In the US the application of advances in production technology has meant that from 1959 to 2009 the amount of water used per pound of carcass weight has been reduced 41%, the amount of land necessary to grow the feed grains has been reduced 78% and the carbon footprint associated with this overall production has been reduced 35% (www.pork.org). It is reasonable to expect future gains to be even larger.
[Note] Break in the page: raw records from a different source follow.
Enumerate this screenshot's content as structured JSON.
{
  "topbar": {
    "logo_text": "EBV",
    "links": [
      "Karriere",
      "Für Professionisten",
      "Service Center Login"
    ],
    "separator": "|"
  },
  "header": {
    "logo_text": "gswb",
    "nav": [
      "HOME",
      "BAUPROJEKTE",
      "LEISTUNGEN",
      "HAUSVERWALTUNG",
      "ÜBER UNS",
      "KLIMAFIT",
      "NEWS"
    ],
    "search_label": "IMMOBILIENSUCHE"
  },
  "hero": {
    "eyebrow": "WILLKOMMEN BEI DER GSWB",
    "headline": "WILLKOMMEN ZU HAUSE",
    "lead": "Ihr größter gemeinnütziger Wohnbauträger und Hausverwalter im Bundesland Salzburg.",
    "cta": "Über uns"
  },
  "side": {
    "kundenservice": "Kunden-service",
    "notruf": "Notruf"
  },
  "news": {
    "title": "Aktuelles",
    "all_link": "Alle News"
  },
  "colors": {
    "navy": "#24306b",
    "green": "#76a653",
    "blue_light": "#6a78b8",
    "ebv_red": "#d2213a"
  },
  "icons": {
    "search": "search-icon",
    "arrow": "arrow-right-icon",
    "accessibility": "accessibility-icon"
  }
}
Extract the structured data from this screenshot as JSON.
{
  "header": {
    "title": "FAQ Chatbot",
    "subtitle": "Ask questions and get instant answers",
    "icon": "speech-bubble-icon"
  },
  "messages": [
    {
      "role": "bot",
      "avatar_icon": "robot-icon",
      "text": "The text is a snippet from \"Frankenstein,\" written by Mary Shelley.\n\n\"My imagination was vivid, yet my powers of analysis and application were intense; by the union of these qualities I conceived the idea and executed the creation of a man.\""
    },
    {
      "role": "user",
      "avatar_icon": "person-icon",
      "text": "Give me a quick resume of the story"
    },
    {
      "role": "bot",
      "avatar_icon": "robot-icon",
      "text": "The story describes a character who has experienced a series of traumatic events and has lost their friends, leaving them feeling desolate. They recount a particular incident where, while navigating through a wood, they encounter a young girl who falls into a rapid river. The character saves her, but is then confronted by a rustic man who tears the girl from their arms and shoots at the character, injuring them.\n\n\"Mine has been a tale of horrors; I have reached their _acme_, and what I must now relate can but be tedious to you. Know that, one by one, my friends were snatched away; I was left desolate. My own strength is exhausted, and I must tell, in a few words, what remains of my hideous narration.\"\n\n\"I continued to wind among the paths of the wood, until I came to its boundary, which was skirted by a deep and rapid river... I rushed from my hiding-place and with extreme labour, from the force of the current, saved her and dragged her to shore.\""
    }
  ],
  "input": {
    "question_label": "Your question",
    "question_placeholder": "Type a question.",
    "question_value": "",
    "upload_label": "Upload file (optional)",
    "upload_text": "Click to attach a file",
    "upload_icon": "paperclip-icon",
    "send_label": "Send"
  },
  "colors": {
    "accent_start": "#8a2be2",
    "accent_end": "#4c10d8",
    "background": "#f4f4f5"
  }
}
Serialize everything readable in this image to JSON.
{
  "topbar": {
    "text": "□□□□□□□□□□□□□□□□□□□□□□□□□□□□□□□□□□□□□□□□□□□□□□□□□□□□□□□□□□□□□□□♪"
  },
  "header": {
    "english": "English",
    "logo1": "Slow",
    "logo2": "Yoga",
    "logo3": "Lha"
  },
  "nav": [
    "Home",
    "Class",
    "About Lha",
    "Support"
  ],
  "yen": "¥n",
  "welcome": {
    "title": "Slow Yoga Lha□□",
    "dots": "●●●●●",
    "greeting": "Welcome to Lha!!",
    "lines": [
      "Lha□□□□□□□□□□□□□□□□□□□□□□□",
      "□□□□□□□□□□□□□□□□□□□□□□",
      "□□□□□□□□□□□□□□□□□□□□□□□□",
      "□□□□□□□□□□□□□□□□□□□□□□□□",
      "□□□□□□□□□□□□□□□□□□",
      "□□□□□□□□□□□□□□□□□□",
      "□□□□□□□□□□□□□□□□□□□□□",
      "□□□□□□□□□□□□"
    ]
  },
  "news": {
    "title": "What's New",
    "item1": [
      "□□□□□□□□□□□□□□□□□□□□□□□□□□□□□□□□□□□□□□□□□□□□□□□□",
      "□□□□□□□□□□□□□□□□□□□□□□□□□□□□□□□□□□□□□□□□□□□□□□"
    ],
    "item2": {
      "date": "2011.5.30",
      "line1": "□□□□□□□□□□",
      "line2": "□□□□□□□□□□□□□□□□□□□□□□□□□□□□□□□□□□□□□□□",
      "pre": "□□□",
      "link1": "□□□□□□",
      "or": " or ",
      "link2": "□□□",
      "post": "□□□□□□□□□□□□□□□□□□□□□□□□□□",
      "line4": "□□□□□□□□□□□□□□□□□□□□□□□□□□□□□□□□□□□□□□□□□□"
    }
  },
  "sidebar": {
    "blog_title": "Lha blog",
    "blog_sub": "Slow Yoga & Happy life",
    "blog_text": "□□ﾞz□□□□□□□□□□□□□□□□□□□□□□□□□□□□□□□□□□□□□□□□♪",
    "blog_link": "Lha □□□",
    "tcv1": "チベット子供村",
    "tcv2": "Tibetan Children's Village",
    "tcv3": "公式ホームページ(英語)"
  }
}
Pork production continues to follow feed grain production. The only region where this isn’t happening is China where government policy is resulting in a large swine industry dependent on feed grain imports. In the rest of the world, pork (and poultry) production is growing in the Ukraine, South America and the corn belt. It is stable or shrinking in such places as Denmark, the Netherlands and the Carolinas as populations near production sites expand.
As we look towards productions’ future, we have to think bigger pigs at slaughter and more pigs per female. These trends are not only evident in the US and Canadian markets but are showing up world-wide. At the same time we need to think about the impact of global warming on production facilities. More of our time will be spent dealing with heat removal issues from production facilities as we devise new methods to keep growing and lactating pigs in their thermal neutral temperature zones.
Food safety and traceability will become production responsibilities. We are already seeing the application of HACCP (Hazard Analysis Critical Control Points) thinking to feed mills. This type of risk prevention will become common place in production facilities as we seek to prevent the entry of foreign animal diseases or viruses from neighboring facilities. Buyers of pork products from food processors (what we think of as slaughter plants) will require product trace-back capabilities to individual production sites. They will increasingly involve production systems in the whole food safety trail.
We will use more information in the daily management of our facilities and the pigs in the facilities. Rather than using close-out information we will use real-time growth information to monitor production. We will be better able to deliver the right pig to the right processor at the right time for the benefit of the entire food chain.